October 27, 2004

To my dog on wheels I'll tell my secrets and more

* Hunter S. Thompson: Fear and Loathing Campaign 2004. excerpt:

"Did you see Bush on TV, trying to debate? Jesus, he talked like a donkey with no brains at all. The tide turned early, in Coral Gables, when Bush went belly up less than halfway through his first bout with Kerry, who hammered poor George into jelly. It was pitiful. . . . I almost felt sorry for him, until I heard someone call him "Mister President," and then I felt ashamed.

"Karl Rove, the president's political wizard, felt even worse. There is angst in the heart of Texas today, and panic in the bowels of the White House. Rove has a nasty little problem, and its name is George Bush. The president failed miserably from the instant he got onstage with John Kerry. He looked weak and dumb. Kerry beat him like a gong in Coral Gables, then again in St. Louis and Tempe -- and that is Rove's problem: His candidate is a weak-minded frat boy who cracks under pressure in front of 60 million voters.

"That is an unacceptable failure for hardballers like Rove and Dick Cheney. On the undercard in Cleveland against John Edwards, Cheney came across as the cruel and sinister uberboss of Halliburton. In his only honest moment during the entire debate, he vowed, 'We have to make America the best place in the world to do business.'

"Bush signed his own death warrant in the opening round, when he finally had to speak without his TelePrompTer. It was a Cinderella story brought up to date in Florida that night -- except this time the false prince turned back into a frog.

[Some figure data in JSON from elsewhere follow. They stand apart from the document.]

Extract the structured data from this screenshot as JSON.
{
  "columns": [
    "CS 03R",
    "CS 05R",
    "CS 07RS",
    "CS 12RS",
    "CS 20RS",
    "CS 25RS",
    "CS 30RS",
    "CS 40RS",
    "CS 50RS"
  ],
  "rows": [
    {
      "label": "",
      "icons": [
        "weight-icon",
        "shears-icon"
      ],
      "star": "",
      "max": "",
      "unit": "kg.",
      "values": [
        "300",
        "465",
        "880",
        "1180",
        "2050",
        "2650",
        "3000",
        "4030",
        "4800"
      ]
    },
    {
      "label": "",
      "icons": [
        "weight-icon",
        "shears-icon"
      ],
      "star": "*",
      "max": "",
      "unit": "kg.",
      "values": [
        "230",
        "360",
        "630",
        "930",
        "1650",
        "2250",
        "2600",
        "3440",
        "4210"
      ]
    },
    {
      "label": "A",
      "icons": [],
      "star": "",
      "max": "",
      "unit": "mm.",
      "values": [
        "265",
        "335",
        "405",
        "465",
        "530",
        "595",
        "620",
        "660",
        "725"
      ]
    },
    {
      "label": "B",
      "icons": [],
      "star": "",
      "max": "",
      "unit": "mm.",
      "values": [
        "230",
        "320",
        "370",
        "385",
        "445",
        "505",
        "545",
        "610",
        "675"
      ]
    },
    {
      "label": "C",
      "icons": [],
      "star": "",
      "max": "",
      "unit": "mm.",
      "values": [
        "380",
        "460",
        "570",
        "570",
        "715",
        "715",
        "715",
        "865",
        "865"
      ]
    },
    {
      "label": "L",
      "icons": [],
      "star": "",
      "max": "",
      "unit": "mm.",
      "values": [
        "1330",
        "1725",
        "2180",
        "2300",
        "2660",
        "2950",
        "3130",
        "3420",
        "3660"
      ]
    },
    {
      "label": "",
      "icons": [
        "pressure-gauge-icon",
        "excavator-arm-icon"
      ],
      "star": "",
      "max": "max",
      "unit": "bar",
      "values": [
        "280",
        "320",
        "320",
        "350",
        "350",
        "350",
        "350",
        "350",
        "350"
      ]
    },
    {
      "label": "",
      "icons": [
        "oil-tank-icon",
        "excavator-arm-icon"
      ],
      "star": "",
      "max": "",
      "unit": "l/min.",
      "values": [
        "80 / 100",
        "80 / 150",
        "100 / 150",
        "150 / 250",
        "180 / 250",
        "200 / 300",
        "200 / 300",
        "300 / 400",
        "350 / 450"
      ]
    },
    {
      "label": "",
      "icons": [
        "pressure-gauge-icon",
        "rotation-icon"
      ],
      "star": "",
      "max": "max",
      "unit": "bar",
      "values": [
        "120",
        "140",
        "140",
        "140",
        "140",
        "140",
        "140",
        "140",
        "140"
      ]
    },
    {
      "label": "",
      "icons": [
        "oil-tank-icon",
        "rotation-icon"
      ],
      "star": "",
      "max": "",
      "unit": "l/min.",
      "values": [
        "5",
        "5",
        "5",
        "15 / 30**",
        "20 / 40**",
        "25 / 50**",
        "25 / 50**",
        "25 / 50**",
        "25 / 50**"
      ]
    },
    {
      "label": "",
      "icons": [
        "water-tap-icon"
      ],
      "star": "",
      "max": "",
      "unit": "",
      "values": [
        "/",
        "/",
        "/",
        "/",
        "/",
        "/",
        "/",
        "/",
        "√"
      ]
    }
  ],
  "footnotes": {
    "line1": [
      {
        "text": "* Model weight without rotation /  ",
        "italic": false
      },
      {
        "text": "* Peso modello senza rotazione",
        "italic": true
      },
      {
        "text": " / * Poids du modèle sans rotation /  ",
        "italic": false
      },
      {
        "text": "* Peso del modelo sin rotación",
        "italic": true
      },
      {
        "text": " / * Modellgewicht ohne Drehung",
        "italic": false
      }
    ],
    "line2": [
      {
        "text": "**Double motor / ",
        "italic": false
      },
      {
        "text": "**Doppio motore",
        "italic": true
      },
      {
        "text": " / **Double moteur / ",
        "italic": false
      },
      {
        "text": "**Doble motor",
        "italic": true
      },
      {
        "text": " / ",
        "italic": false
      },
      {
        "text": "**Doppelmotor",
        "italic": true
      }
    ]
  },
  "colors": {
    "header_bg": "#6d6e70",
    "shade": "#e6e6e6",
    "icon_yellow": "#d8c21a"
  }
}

"Immediately after the first debate ended I called Muhammad Ali at his home in Michigan, but whoever answered said the champ was laughing so hard that he couldn't come to the phone. 'The debate really cracked him up,' he chuckled. 'The champ loves a good ass-whuppin.' He says Bush looked so scared to fight, he finally just quit and laid down.'"
...
"Presidential politics is a vicious business, even for rich white men, and anybody who gets into it should be prepared to grapple with the meanest of the mean. The White House has never been seized by timid warriors. There are no rules, and the roadside is littered with wreckage. That is why they call it the passing lane. Just ask any candidate who ever ran against George Bush -- Al Gore, Ann Richards, John McCain -- all of them ambushed and vanquished by lies and dirty tricks. And all of them still whining about it."
...
"Back in June, when John Kerry was beginning to feel like a winner, I had a quick little rendezvous with him on a rain-soaked runway in Aspen, Colorado, where he was scheduled to meet with a harem of wealthy campaign contributors. As we rode to the event, I told him that Bush's vicious goons in the White House are perfectly capable of assassinating Nader and blaming it on him. His staff laughed, but the Secret Service men didn't. Kerry quickly suggested that I might make a good running mate, and we reminisced about trying to end the Vietnam War in 1972.

"That was the year I first met him, at a riot on that elegant little street in front of the White House. He was yelling into a bullhorn and I was trying to throw a dead, bleeding rat over a black-spike fence and onto the president's lawn.

"We were angry and righteous in those days, and there were millions of us. We kicked two chief executives out of the White House because they were stupid warmongers. We conquered Lyndon Johnson and we stomped on Richard Nixon -- which wise people said was impossible, but so what? It was fun. We were warriors then, and our tribe was strong like a river.

"That river is still running. All we have to do is get out and vote, while it's still legal, and we will wash those crooked warmongers out of the White House."

* From the Thompson article:

"War is an option whose time has passed. Peace is the only option for the future. At present we occupy a treacherous no-man's-land between peace and war, a time of growing fear that our military might have expanded beyond our capacity to control it and our political differences widened beyond our ability to bridge them.

"Short of changing human nature, therefore, the only way to achieve a practical, livable peace in a world of competing nations is to take the profit out of war."